Daniel Russell’s Samhane tells the story of Brian Rathbone, self-trained monster hunter, who is a single father raising a son. It also tells the story of Donald Patterson, a middle of the road kind of guy who works in a lab. Brian came to monster hunting after his wife was killed in an attic by an imp, and Donald finds himself trapped in a shadowy underworld of the paranormal after he buys a laptop that contains snuff footage. Both men travel to the small town of Samhane in England—-one to catch monsters, the other to save his kidnapped fiancé from a strange cult.

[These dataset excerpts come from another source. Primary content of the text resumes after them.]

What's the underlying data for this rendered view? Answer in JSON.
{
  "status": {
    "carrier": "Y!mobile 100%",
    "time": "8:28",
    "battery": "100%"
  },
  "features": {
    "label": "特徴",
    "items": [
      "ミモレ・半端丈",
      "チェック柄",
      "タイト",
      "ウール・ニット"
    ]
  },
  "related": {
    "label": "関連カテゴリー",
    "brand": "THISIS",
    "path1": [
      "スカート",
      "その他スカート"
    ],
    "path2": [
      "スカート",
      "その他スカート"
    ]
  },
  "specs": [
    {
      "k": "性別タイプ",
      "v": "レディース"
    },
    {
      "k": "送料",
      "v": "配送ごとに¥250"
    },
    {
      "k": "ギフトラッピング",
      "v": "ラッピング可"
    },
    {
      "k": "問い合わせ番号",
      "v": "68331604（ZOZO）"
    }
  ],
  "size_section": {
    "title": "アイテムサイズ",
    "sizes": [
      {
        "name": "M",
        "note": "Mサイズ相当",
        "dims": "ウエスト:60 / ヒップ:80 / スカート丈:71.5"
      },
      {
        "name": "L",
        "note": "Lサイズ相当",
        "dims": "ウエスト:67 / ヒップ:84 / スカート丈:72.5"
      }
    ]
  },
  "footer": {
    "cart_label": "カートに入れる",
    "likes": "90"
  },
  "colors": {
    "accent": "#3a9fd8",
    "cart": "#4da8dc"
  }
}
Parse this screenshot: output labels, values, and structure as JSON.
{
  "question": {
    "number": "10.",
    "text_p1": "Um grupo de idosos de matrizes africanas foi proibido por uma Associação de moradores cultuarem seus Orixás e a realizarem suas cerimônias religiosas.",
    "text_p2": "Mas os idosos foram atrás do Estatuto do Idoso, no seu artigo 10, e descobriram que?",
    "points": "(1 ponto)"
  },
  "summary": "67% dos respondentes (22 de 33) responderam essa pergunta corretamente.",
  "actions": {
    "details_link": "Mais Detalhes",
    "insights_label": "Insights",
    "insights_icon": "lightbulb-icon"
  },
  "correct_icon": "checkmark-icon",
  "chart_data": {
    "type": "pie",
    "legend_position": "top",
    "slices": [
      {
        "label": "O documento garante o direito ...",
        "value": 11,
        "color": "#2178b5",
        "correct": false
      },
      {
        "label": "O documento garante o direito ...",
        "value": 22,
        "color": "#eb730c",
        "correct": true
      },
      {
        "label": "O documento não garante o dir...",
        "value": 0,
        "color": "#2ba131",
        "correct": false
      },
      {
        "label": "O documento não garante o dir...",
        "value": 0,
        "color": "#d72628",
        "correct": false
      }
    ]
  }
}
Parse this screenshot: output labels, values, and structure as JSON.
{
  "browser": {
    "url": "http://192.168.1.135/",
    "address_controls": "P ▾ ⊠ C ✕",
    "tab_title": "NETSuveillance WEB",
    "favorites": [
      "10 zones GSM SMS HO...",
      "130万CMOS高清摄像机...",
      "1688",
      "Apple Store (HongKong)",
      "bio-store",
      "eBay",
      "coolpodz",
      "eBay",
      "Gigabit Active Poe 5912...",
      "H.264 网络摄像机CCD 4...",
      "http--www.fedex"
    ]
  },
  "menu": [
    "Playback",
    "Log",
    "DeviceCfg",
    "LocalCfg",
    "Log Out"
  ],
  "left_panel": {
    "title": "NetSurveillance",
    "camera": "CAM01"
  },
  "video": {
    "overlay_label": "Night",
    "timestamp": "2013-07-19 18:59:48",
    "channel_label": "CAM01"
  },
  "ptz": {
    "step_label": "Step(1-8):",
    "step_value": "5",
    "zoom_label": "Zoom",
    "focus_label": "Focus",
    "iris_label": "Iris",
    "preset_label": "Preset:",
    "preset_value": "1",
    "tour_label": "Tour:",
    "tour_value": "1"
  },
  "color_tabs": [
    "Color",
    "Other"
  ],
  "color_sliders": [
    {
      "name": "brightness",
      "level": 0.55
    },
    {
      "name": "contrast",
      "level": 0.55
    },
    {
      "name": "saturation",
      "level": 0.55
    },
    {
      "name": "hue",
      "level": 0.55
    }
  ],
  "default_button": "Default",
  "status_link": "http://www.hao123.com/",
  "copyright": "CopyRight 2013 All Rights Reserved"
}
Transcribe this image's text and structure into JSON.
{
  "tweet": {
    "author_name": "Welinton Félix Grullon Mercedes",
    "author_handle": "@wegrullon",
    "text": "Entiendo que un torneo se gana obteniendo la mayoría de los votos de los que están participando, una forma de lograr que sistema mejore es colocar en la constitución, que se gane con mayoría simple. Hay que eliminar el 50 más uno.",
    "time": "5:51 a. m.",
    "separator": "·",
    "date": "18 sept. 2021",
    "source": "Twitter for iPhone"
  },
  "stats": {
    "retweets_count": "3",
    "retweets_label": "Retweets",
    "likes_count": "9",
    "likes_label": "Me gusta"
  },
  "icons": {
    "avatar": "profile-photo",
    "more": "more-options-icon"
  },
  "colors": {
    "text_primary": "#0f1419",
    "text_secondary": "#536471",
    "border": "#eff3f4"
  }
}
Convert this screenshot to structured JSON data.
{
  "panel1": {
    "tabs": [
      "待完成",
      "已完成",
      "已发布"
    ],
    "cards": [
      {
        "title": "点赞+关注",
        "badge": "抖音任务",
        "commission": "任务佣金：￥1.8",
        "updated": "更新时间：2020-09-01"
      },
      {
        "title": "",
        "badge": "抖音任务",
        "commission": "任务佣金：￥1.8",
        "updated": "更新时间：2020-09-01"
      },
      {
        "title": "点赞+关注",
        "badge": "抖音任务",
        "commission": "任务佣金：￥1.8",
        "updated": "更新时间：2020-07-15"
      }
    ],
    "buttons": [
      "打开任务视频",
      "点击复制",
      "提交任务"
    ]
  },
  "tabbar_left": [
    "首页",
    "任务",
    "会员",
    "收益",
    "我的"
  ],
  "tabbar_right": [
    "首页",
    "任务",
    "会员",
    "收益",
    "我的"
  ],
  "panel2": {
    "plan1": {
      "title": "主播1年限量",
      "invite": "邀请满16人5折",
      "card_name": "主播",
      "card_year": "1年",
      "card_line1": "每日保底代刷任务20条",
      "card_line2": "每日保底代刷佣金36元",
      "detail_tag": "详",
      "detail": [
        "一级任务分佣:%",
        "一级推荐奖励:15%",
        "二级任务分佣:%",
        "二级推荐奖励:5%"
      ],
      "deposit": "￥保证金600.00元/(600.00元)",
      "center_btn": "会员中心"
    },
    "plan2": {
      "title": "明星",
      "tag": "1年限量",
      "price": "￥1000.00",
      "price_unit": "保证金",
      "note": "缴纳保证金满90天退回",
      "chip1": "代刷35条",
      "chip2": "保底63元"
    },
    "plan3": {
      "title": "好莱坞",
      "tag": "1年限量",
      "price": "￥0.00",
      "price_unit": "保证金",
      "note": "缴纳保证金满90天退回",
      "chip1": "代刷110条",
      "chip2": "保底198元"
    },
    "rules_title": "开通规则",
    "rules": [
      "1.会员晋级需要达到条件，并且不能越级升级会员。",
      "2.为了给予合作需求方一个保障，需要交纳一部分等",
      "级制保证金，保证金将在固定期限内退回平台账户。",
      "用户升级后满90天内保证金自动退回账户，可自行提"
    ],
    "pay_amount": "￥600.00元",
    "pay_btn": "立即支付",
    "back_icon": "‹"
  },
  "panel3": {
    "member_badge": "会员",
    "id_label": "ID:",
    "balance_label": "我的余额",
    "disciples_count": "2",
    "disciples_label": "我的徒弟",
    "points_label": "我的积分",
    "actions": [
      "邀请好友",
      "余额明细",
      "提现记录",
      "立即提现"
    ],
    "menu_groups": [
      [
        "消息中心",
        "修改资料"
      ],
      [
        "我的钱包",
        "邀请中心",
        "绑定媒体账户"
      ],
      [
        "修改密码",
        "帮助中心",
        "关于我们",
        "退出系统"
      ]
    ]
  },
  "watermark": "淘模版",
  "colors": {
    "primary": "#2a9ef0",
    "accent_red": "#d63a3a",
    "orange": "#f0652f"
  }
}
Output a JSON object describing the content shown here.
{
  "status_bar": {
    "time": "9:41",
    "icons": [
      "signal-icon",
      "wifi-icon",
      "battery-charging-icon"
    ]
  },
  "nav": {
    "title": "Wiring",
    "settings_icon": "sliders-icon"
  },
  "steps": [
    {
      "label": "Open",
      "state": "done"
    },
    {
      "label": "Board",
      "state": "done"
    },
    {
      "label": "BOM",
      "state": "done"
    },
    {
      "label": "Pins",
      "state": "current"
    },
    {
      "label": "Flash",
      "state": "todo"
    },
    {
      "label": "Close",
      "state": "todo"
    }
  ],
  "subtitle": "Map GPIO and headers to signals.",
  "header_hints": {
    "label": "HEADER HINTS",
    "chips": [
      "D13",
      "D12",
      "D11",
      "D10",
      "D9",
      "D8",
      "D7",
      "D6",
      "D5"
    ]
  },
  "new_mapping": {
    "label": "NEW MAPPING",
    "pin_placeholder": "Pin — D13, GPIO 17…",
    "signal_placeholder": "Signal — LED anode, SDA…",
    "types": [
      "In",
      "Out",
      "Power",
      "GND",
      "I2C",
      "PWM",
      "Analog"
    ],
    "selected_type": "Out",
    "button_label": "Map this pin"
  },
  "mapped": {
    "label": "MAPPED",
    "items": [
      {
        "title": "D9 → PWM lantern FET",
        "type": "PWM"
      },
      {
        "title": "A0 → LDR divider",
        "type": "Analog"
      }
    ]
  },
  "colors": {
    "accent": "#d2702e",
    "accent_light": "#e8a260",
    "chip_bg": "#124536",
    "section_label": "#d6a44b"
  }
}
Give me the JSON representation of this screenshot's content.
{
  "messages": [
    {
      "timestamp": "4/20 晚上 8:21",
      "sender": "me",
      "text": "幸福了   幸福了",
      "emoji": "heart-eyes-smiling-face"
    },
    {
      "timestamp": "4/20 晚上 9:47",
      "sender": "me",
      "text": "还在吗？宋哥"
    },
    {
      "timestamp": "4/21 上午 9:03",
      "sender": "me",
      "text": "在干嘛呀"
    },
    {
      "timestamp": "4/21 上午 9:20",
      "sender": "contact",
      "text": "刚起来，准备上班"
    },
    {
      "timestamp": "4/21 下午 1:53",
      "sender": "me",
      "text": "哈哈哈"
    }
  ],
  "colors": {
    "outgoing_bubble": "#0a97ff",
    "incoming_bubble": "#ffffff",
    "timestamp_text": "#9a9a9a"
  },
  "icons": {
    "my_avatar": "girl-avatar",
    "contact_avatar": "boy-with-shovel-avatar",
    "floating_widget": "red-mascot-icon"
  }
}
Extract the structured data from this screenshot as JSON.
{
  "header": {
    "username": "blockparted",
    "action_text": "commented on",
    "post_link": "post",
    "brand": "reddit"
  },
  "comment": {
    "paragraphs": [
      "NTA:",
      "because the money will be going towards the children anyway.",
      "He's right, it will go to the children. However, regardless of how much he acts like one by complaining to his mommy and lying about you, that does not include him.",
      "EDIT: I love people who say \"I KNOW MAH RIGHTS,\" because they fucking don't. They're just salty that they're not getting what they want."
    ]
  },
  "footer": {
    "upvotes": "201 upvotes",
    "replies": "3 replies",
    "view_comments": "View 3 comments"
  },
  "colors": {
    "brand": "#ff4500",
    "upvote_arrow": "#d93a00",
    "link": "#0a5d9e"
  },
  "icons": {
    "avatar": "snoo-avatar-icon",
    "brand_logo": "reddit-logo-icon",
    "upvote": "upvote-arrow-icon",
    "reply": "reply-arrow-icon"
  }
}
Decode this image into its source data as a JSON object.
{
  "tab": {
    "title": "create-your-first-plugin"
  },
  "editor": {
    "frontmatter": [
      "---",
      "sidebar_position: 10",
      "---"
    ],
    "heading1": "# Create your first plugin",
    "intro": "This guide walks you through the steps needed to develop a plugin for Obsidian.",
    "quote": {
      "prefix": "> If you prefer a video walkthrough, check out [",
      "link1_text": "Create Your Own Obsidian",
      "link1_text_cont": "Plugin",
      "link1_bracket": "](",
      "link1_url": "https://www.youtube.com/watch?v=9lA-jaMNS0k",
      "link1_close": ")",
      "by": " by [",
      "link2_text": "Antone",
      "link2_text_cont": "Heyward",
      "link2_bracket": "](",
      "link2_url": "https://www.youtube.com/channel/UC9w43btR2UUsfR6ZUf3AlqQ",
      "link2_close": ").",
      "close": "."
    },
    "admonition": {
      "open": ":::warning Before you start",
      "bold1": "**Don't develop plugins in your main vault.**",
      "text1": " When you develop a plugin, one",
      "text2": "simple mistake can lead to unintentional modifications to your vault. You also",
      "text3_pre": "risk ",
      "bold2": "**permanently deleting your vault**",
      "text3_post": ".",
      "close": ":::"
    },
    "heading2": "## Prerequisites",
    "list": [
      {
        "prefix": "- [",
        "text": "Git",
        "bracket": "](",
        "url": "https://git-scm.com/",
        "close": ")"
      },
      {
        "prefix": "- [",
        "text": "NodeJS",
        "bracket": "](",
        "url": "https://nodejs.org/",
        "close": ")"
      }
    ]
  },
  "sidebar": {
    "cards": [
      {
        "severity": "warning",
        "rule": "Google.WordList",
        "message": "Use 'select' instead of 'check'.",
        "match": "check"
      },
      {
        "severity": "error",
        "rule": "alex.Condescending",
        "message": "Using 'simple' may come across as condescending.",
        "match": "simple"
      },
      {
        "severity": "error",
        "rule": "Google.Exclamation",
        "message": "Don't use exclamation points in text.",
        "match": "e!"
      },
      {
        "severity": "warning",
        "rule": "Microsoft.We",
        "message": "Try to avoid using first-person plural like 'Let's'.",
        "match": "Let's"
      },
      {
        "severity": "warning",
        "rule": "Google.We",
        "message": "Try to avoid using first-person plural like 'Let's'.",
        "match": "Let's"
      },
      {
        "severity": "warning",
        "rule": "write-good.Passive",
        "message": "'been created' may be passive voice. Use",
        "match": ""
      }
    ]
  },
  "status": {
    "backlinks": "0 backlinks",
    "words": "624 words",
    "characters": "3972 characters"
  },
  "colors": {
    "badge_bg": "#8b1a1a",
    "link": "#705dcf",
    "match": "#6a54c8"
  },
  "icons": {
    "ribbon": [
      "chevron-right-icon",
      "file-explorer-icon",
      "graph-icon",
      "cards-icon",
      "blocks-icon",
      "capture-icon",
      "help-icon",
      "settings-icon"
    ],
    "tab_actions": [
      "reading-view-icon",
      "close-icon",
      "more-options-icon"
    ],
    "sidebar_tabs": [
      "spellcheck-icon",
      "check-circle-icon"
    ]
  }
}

There are a lot of cool elements to this debut novel by Daniel Russell, with some definite creepy scenes, and I really wanted to like this book. However, it ultimately read as way too paint by numbers for me. While there were scenes where I was genuinely creeped out (when Donald is walking up the drive to Orchard House; when the road comes alive), in most instances, I could tell exactly where the author was going. For instance, when the teenagers head out to the woods, I predicted exactly which teenagers would die (of course, these were the ones that almost had sex). And I generally knew which character would be spared and which would not. This really killed the suspense factor for me. There was no mounting tension—just a lot of cool monsters and cool scenes (kudos to Daniel on the creepy spider-doctor)—but every time I expected the author to zag, he did just that. It made it hard to sympathize with any of the characters, feel any real compassion for them, because I knew who was safe and who wasn’t. I also predicted who Mr. Belvedere was the moment I met the elderly mayor.
All in all, a fun read, but I wish the author had packed it with more surprises-—wish he would’ve zigged a little more often when I saw the zag coming. One of the best characters in the book, for me, was Walter, because I really didn’t see the revelation coming about his character. It gave him depth and a wonderful personality struggle.
If you’re looking for a fun read, check out Samhane. Just don’t expect any surprises.